Has Trump Overestimated the Cruelty of His Own Supporters?

AP Photo/Chuck Burton

President Donald Trump speaks with Pastor Franklin Graham in March. Graham is one of several conservative religious leaders to criticize the administration's family separation policy. 

When it comes to public policy, Donald Trump doesn't believe in very much. He has little in the way of strong feelings about abortion or guns or health care, for instance, though he understands that staying consistent with Republican orthodoxy is politically important for him. But there are a few issues he cares deeply about, and has since before he became a politician. Trade is one of them; he thinks that whenever an American buys something made in another country, the country has been made to look the fool and the world is laughing at us. The other major issue on which Trump has firm beliefs is immigration, and now we are truly seeing those beliefs put into practice, and the result is one of the more intense controversies of this presidency.

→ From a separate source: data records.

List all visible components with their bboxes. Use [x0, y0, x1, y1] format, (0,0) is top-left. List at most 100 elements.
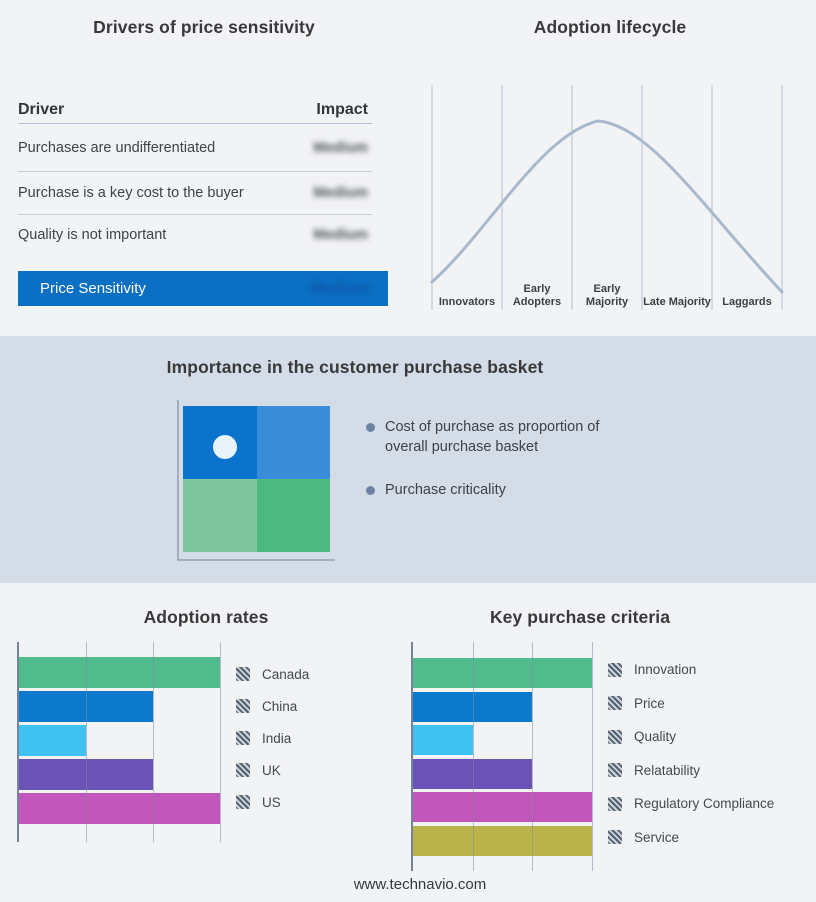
- gridline: [532, 642, 533, 871]
- stage-label-laggards: Laggards: [722, 296, 772, 308]
- legend-label: Quality: [634, 729, 677, 745]
- legend-swatch-icon: [236, 699, 250, 713]
- legend-label: Relatability: [634, 762, 701, 778]
- legend-item-regulatory-compliance: Regulatory Compliance: [608, 787, 774, 821]
- bar-price: [413, 691, 532, 722]
- quadrant-cell-top-right: [256, 406, 330, 479]
- gridline: [86, 642, 87, 842]
- adoption-rates-legend: Canada China India UK US: [236, 658, 309, 818]
- legend-label: Price: [634, 695, 665, 711]
- legend-item-india: India: [236, 722, 309, 754]
- list-item: Cost of purchase as proportion of overal…: [366, 417, 634, 457]
- bar-regulatory-compliance: [413, 792, 592, 822]
- legend-label: China: [262, 698, 298, 714]
- drivers-title: Drivers of price sensitivity: [93, 17, 315, 37]
- position-marker-dot: [213, 435, 237, 459]
- legend-swatch-icon: [608, 796, 622, 811]
- table-row: Purchase is a key cost to the buyer Medi…: [18, 171, 372, 215]
- stage-label-late-majority: Late Majority: [643, 296, 711, 308]
- impact-cell-blurred: Medium: [313, 139, 368, 156]
- adoption-rates-chart: [17, 642, 229, 842]
- legend-swatch-icon: [236, 795, 250, 809]
- legend-swatch-icon: [236, 667, 250, 681]
- chart-y-axis: [17, 642, 19, 842]
- lifecycle-curve-svg: [430, 85, 784, 310]
- legend-item-canada: Canada: [236, 658, 309, 690]
- bell-curve-line: [430, 119, 784, 294]
- legend-swatch-icon: [608, 830, 622, 845]
- basket-title: Importance in the customer purchase bask…: [166, 357, 544, 377]
- drivers-table-header: Driver Impact: [18, 96, 372, 124]
- gridline: [153, 642, 154, 842]
- column-header-impact: Impact: [316, 100, 368, 118]
- lifecycle-title: Adoption lifecycle: [533, 17, 687, 37]
- quadrant-cell-bottom-left: [183, 479, 257, 552]
- legend-label: Canada: [262, 666, 310, 682]
- legend-label: US: [262, 794, 281, 810]
- table-row: Purchases are undifferentiated Medium: [18, 124, 372, 172]
- legend-label: Innovation: [634, 662, 697, 678]
- impact-cell-blurred: Medium: [309, 279, 370, 297]
- stage-label-innovators: Innovators: [438, 296, 496, 308]
- impact-cell-blurred: Medium: [313, 227, 368, 243]
- legend-swatch-icon: [236, 763, 250, 777]
- legend-item-china: China: [236, 690, 309, 722]
- key-purchase-criteria-legend: Innovation Price Quality Relatability Regula…: [608, 653, 774, 854]
- list-item: Purchase criticality: [366, 480, 634, 500]
- bar-india: [19, 725, 86, 756]
- adoption-lifecycle-chart: Innovators Early Adopters Early Majority La…: [420, 80, 800, 315]
- legend-label: India: [262, 730, 292, 746]
- quadrant-y-axis: [177, 400, 179, 560]
- bar-canada: [19, 657, 220, 688]
- legend-swatch-icon: [608, 696, 622, 711]
- basket-bullet-list: Cost of purchase as proportion of overal…: [366, 417, 634, 500]
- driver-cell: Quality is not important: [18, 227, 167, 243]
- stage-label-early-majority: Early Majority: [585, 283, 629, 308]
- impact-cell-blurred: Medium: [313, 184, 368, 201]
- gridline: [592, 642, 593, 871]
- legend-item-uk: UK: [236, 754, 309, 786]
- bar-us: [19, 793, 220, 824]
- legend-item-us: US: [236, 786, 309, 818]
- bar-innovation: [413, 658, 592, 688]
- legend-label: UK: [262, 762, 281, 778]
- website-url: www.technavio.com: [353, 876, 487, 893]
- legend-label: Regulatory Compliance: [634, 796, 775, 812]
- stage-label-early-adopters: Early Adopters: [512, 283, 562, 308]
- highlight-label: Price Sensitivity: [40, 280, 146, 297]
- gridline: [220, 642, 221, 842]
- bullet-text: Cost of purchase as proportion of overal…: [385, 419, 600, 455]
- purchase-basket-quadrant: [183, 406, 330, 552]
- bar-service: [413, 825, 592, 856]
- quadrant-x-axis: [177, 559, 335, 561]
- quadrant-cell-bottom-right: [256, 479, 330, 552]
- key-purchase-criteria-chart: [411, 642, 597, 871]
- key-purchase-title: Key purchase criteria: [489, 607, 671, 627]
- legend-item-innovation: Innovation: [608, 653, 774, 687]
- legend-label: Service: [634, 829, 680, 845]
- bar-quality: [413, 725, 473, 755]
- purchase-basket-band: [0, 336, 816, 583]
- gridline: [473, 642, 474, 871]
- table-row: Quality is not important Medium: [18, 214, 372, 256]
- chart-y-axis: [411, 642, 413, 871]
- bullet-icon: [366, 423, 375, 432]
- legend-swatch-icon: [608, 662, 622, 677]
- quadrant-cell-top-left: [183, 406, 257, 479]
- legend-item-relatability: Relatability: [608, 754, 774, 788]
- legend-swatch-icon: [608, 763, 622, 778]
- legend-swatch-icon: [236, 731, 250, 745]
- legend-item-quality: Quality: [608, 720, 774, 754]
- adoption-rates-title: Adoption rates: [143, 607, 269, 627]
- bullet-icon: [366, 486, 375, 495]
- legend-swatch-icon: [608, 729, 622, 744]
- price-sensitivity-highlight-row: Price Sensitivity Medium: [18, 271, 388, 306]
- driver-cell: Purchases are undifferentiated: [18, 139, 216, 156]
- bullet-text: Purchase criticality: [385, 482, 506, 498]
- driver-cell: Purchase is a key cost to the buyer: [18, 184, 244, 201]
- legend-item-service: Service: [608, 821, 774, 855]
- column-header-driver: Driver: [18, 100, 65, 118]
- legend-item-price: Price: [608, 687, 774, 721]
- bar-relatability: [413, 758, 532, 789]
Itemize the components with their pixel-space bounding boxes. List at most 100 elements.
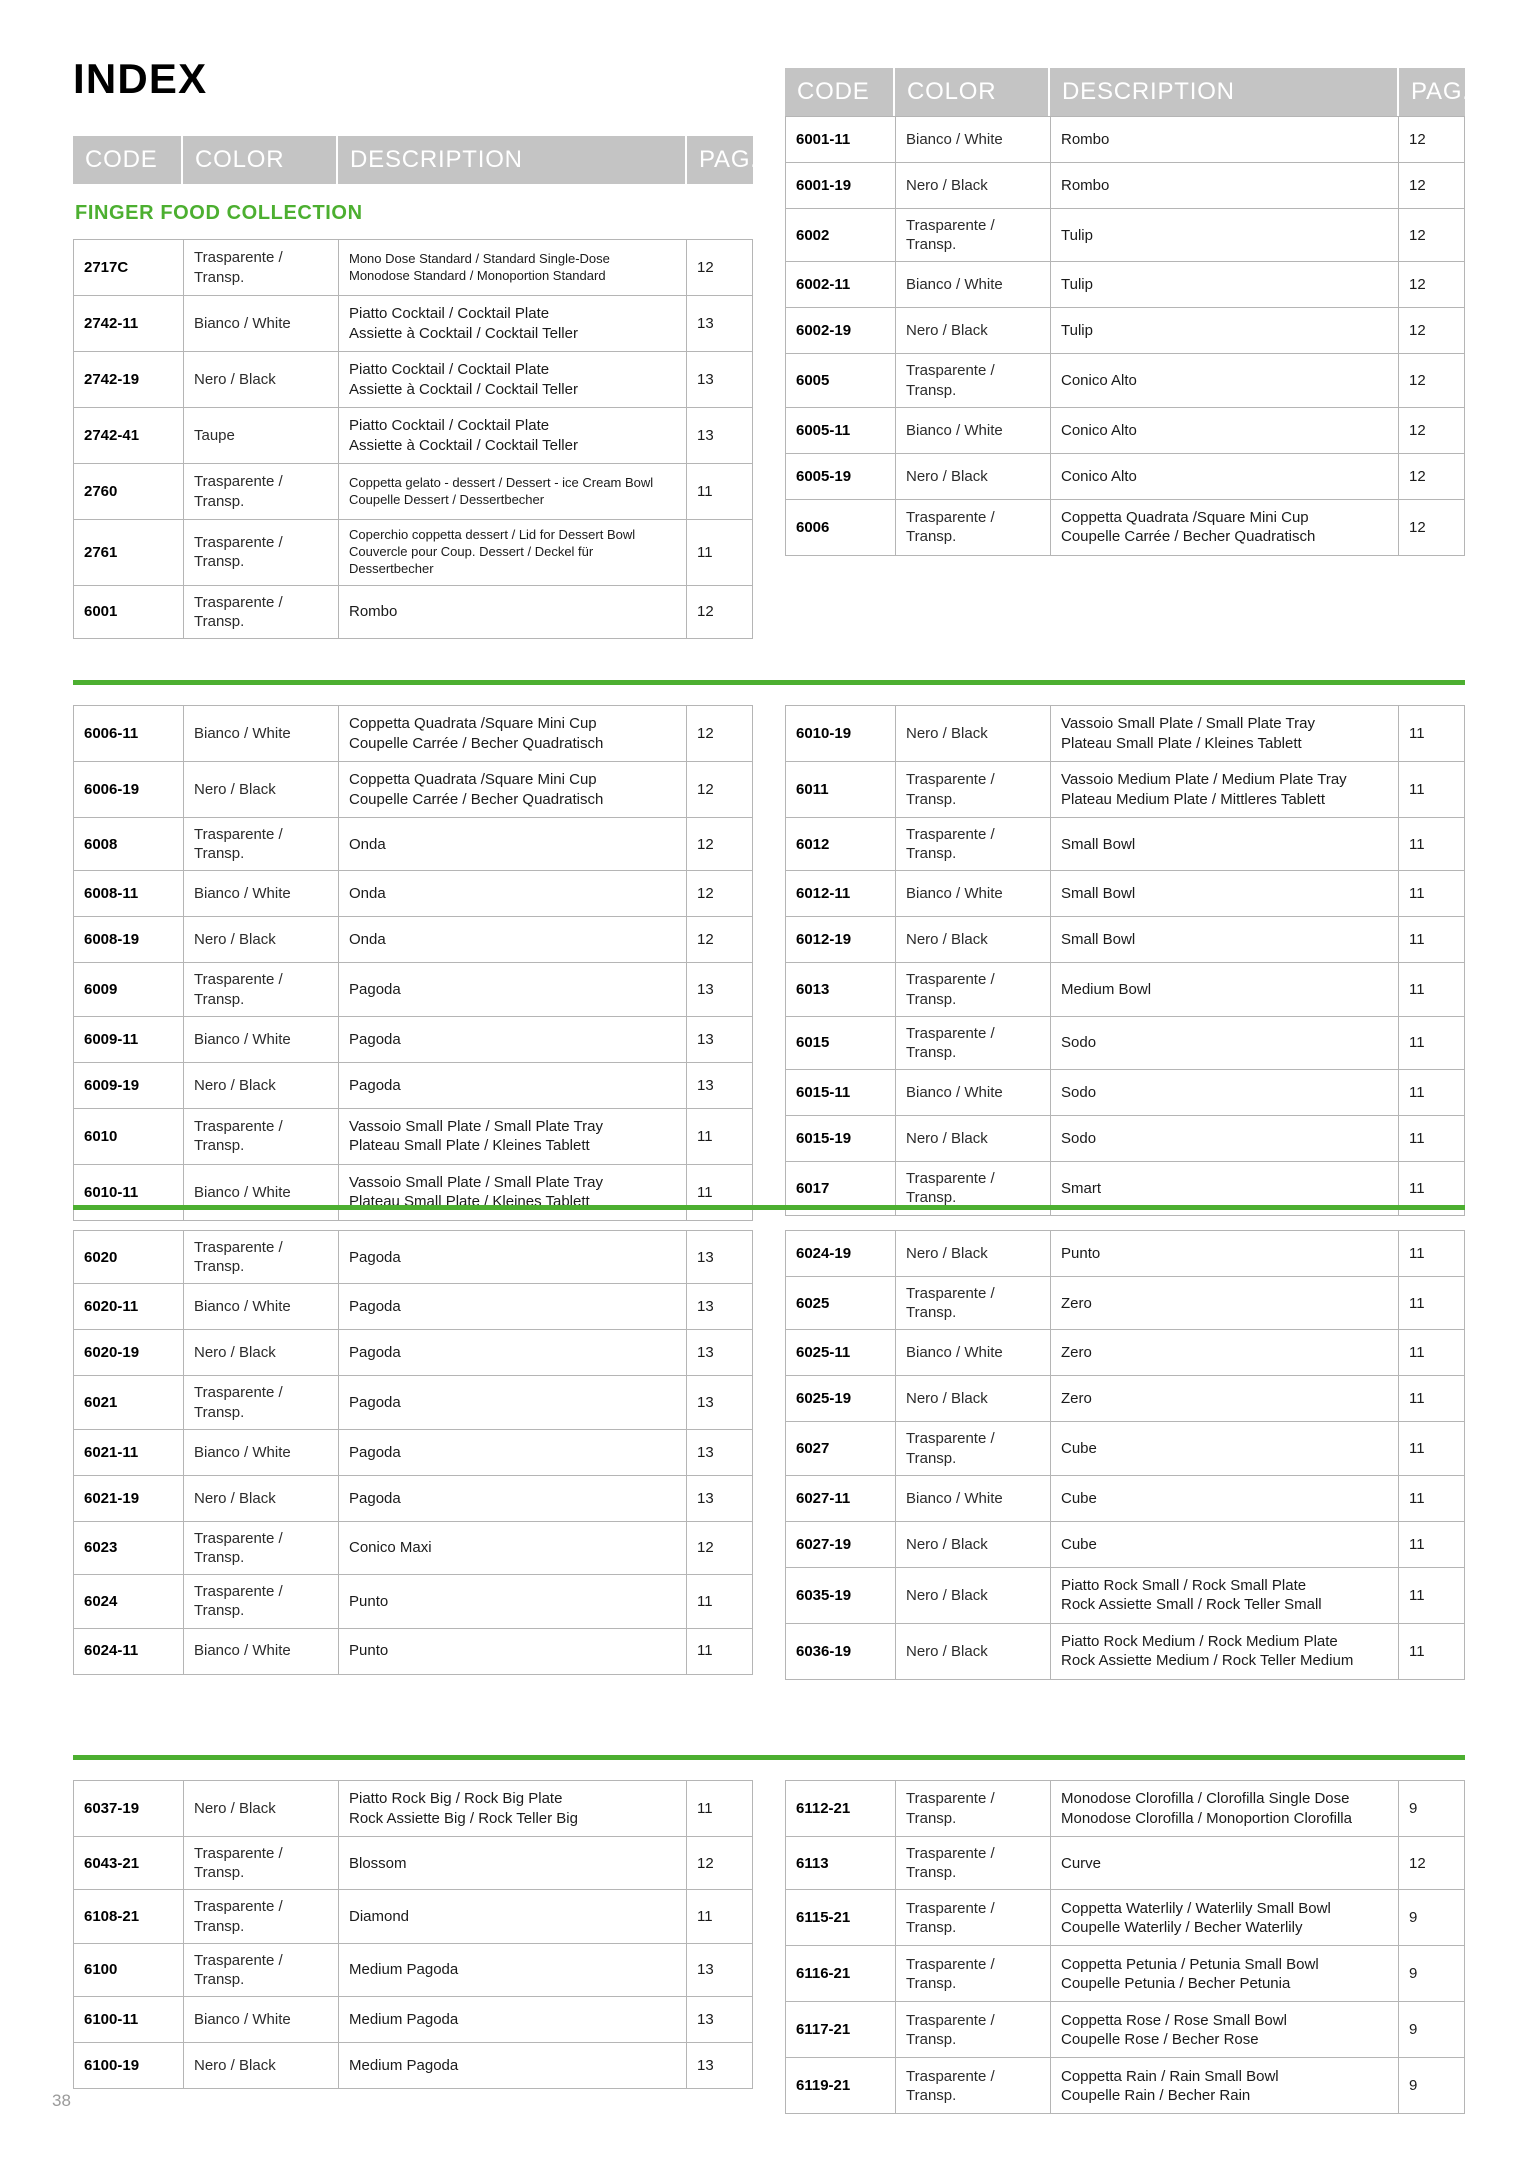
cell-code: 2717C — [73, 239, 184, 296]
cell-description: Cube — [1050, 1520, 1399, 1568]
cell-code: 6020-19 — [73, 1329, 184, 1377]
cell-description: Punto — [338, 1574, 687, 1629]
cell-description: Conico Alto — [1050, 406, 1399, 454]
header-code: CODE — [73, 136, 183, 184]
table-row: 6037-19 Nero / Black Piatto Rock Big / Roc… — [73, 1780, 753, 1837]
section-label-finger-food: FINGER FOOD COLLECTION — [75, 202, 363, 224]
description-line-1: Pagoda — [349, 1393, 401, 1411]
cell-page-number: 11 — [686, 1107, 753, 1165]
cell-page-number: 12 — [1398, 452, 1465, 500]
description-line-1: Blossom — [349, 1854, 407, 1872]
cell-code: 6005-19 — [785, 452, 896, 500]
cell-description: Pagoda — [338, 1474, 687, 1522]
cell-page-number: 13 — [686, 351, 753, 408]
description-line-1: Coppetta gelato - dessert / Dessert - ic… — [349, 474, 654, 490]
cell-code: 6006-19 — [73, 761, 184, 818]
cell-color: Bianco / White — [895, 116, 1051, 163]
table-row: 2742-41 Taupe Piatto Cocktail / Cocktail P… — [73, 407, 753, 464]
description-line-1: Vassoio Small Plate / Small Plate Tray — [1061, 715, 1315, 733]
cell-color: Bianco / White — [183, 1627, 339, 1675]
cell-page-number: 11 — [686, 519, 753, 586]
description-line-1: Piatto Rock Medium / Rock Medium Plate — [1061, 1633, 1338, 1651]
cell-description: Coppetta gelato - dessert / Dessert - ic… — [338, 463, 687, 520]
cell-page-number: 12 — [686, 239, 753, 296]
description-line-1: Coppetta Waterlily / Waterlily Small Bow… — [1061, 1899, 1331, 1917]
cell-description: Coppetta Quadrata /Square Mini Cup Coupel… — [338, 761, 687, 818]
table-row: 6006-19 Nero / Black Coppetta Quadrata /Sq… — [73, 761, 753, 818]
cell-code: 6024 — [73, 1574, 184, 1629]
cell-description: Medium Bowl — [1050, 962, 1399, 1017]
cell-color: Nero / Black — [895, 1115, 1051, 1163]
cell-color: Nero / Black — [895, 1520, 1051, 1568]
index-table-right-2: 6010-19 Nero / Black Vassoio Small Plate /… — [785, 705, 1465, 1216]
header-code: CODE — [785, 68, 895, 116]
table-row: 6020-19 Nero / Black Pagoda 13 — [73, 1329, 753, 1377]
cell-color: Nero / Black — [895, 1622, 1051, 1680]
description-line-1: Coppetta Petunia / Petunia Small Bowl — [1061, 1955, 1319, 1973]
right-block-4: 6112-21 Trasparente / Transp. Monodose Clo… — [785, 1780, 1465, 2115]
cell-description: Punto — [338, 1627, 687, 1675]
table-row: 2761 Trasparente / Transp. Coperchio coppe… — [73, 519, 753, 586]
description-line-1: Zero — [1061, 1294, 1092, 1312]
cell-description: Pagoda — [338, 1229, 687, 1285]
description-line-1: Tulip — [1061, 226, 1093, 244]
left-block-4: 6037-19 Nero / Black Piatto Rock Big / Roc… — [73, 1780, 753, 2090]
description-line-1: Sodo — [1061, 1130, 1097, 1148]
cell-description: Small Bowl — [1050, 816, 1399, 872]
table-row: 6108-21 Trasparente / Transp. Diamond 11 — [73, 1889, 753, 1944]
cell-color: Trasparente / Transp. — [895, 1889, 1051, 1947]
cell-description: Tulip — [1050, 261, 1399, 309]
cell-page-number: 11 — [1398, 1375, 1465, 1423]
cell-color: Trasparente / Transp. — [895, 2057, 1051, 2115]
header-color: COLOR — [895, 68, 1050, 116]
table-row: 6025-11 Bianco / White Zero 11 — [785, 1329, 1465, 1377]
cell-page-number: 13 — [686, 2042, 753, 2090]
table-row: 6006-11 Bianco / White Coppetta Quadrata /… — [73, 705, 753, 762]
cell-page-number: 11 — [1398, 962, 1465, 1017]
cell-page-number: 13 — [686, 1229, 753, 1285]
cell-description: Pagoda — [338, 1375, 687, 1430]
cell-color: Bianco / White — [895, 1329, 1051, 1377]
description-line-1: Punto — [349, 1642, 389, 1660]
cell-color: Trasparente / Transp. — [895, 1161, 1051, 1216]
cell-description: Conico Alto — [1050, 353, 1399, 408]
table-row: 6001-11 Bianco / White Rombo 12 — [785, 116, 1465, 163]
cell-color: Trasparente / Transp. — [183, 1375, 339, 1430]
description-line-1: Small Bowl — [1061, 835, 1136, 853]
cell-code: 6025-19 — [785, 1375, 896, 1423]
cell-code: 6006-11 — [73, 705, 184, 762]
cell-page-number: 11 — [686, 1780, 753, 1837]
cell-code: 6002-19 — [785, 307, 896, 355]
cell-description: Medium Pagoda — [338, 1942, 687, 1998]
cell-page-number: 11 — [1398, 916, 1465, 964]
description-line-1: Punto — [349, 1592, 389, 1610]
cell-code: 6100 — [73, 1942, 184, 1998]
cell-description: Small Bowl — [1050, 870, 1399, 918]
description-line-2: Coupelle Petunia / Becher Petunia — [1061, 1974, 1291, 1992]
table-row: 6005-11 Bianco / White Conico Alto 12 — [785, 406, 1465, 454]
cell-color: Trasparente / Transp. — [183, 1889, 339, 1944]
table-row: 6001-19 Nero / Black Rombo 12 — [785, 162, 1465, 209]
cell-code: 2760 — [73, 463, 184, 520]
description-line-2: Plateau Small Plate / Kleines Tablett — [1061, 734, 1302, 752]
table-row: 6015 Trasparente / Transp. Sodo 11 — [785, 1015, 1465, 1071]
table-row: 6012-11 Bianco / White Small Bowl 11 — [785, 870, 1465, 918]
cell-code: 6024-11 — [73, 1627, 184, 1675]
description-line-1: Piatto Rock Small / Rock Small Plate — [1061, 1577, 1307, 1595]
table-row: 2717C Trasparente / Transp. Mono Dose Stan… — [73, 239, 753, 296]
cell-color: Nero / Black — [895, 162, 1051, 209]
cell-code: 6025 — [785, 1275, 896, 1331]
green-divider-3 — [73, 1755, 1465, 1760]
description-line-1: Pagoda — [349, 1298, 401, 1316]
cell-page-number: 11 — [686, 1163, 753, 1221]
table-row: 6025-19 Nero / Black Zero 11 — [785, 1375, 1465, 1423]
cell-code: 6037-19 — [73, 1780, 184, 1837]
cell-color: Trasparente / Transp. — [183, 1835, 339, 1891]
index-table-right-1: 6001-11 Bianco / White Rombo 12 6001-19 Nero … — [785, 116, 1465, 556]
cell-page-number: 13 — [686, 407, 753, 464]
cell-page-number: 9 — [1398, 2001, 1465, 2059]
cell-code: 2742-19 — [73, 351, 184, 408]
cell-code: 6002 — [785, 207, 896, 263]
table-row: 6115-21 Trasparente / Transp. Coppetta Wat… — [785, 1889, 1465, 1947]
description-line-1: Cube — [1061, 1535, 1097, 1553]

After a lengthy internal argument in which the utility and morality of separating children from their parents when they try to cross the border was debated by Trump administration officials, the hardliners won out. Now, instead of putting families into immigration detention (where they could stay together), the adults would be criminally prosecuted and their children removed from them.

The cruelty of this policy was its very rationale: The more horrifying the site of children being torn from their parents' arms, the more powerful a deterrent to illegal immigration it would provide. On May 7, Attorney General Jeff Sessions announced the new policy with evident pride. "Today, the Department of Homeland Security is partnering with us and will begin a new initiative that will result in referring 100 percent of illegal Southwest Border crossings to the Department of Justice for prosecution," he said. "If you are smuggling a child, then we will prosecute you and that child will be separated from you as required by law. If you don't like that, then don't smuggle children over our border."

Had things worked as planned, people in Mexico and Central America would have been aghast, but Americans would have found it right and proper. And in recent weeks, President Trump has been trying even harder than usual to dehumanize immigrants. "You wouldn't believe how bad these people are," he said at a recent White House roundtable. "These aren't people. These are animals." Facing criticism for the remark, Trump's spokespeople insisted he was only talking about the MS-13 gang, but Trump seemed to relish the controversy, saying to a crowd at one of his rallies, "They are not human beings. This is why we call the bloodthirsty MS-13 gang members exactly the name I used last week. What was the name?" To which the crowd shouted, "Animals!"

Perhaps that enthusiasm for dehumanizing language displayed by his most ardent supporters led Trump to believe that the family separation policy would be warmly embraced. But it wasn't, and faced with a steady stream of alarming news stories as well as condemnation from some unexpected quarters like conservative religious leaders, the president hit on a creative solution: Keep the policy, but claim that it's actually the Democrats' fault.

So he's been spreading this bizarre and obvious lie on Twitter, and forcing his representatives to pretend it's true. At an impromptu press gaggle on the White House lawn on Friday, the president said, "I hate the children being taken away. The Democrats have to change their law. That's their law." It's not, of course—no law requires removing children from parents, and the practice was rare until the Trump administration decided that under its "zero tolerance" policy all border crossers would be criminally prosecuted. The Democrats, furthermore, are in the minority in Congress. If he wants to, Trump can end the policy today, and if Republicans like, they could pass a new law clarifying how families are to be handled.

In the meantime, more and more children are being subjected to the nightmare of being taken from their parents. Last week, the Department of Homeland Security reported that just under 2,000 children were separated from their parents over a period of just six weeks.

When the president says "I hate the children being taken away," he's lying, just as surely as he's lying about this all being the fault of the Democrats. If he were telling the truth, he'd do something about it. But this is the path he chose, precisely because he saw traumatizing children and parents as an effective tool to deter immigration.

While most of us would not characterize Donald Trump as a particularly smart man, he has long possessed a kind of dark genius for locating and exploiting what is worst in people. As a businessman he harnessed people's greed and envy to enrich himself, while as a politician he cultivated resentment, hatred, and fear. Few people realized that those malevolent forces could be so powerful they would overcome any hesitation voters might have about electing such an obviously corrupt con artist to the most powerful position on earth, but about that at least, he was right.

Yet today he's testing the limits of the voters and Republican politicians who helped him become president. How much hypocrisy will the "family values" party tolerate? How much cruelty can they stomach? Do they really see immigrants, even children, as subhuman?

The reaction to this ongoing controversy suggests that as a group, conservatives may not be quite as sadistic as the president hoped they would be. It's hard to find more than a few Republicans not in Trump's direct employ who are willing to publicly defend this policy, even if most of them respond in that tone we've gotten used to, the one that says, "I'm deeply uncomfortable with this, but please don't ask me if I'm going to do anything about it."

If nothing else, supporting the president for the last couple of years has not left them without a few remaining ounces of shame. Imagine what would happen if they actually stood up to him.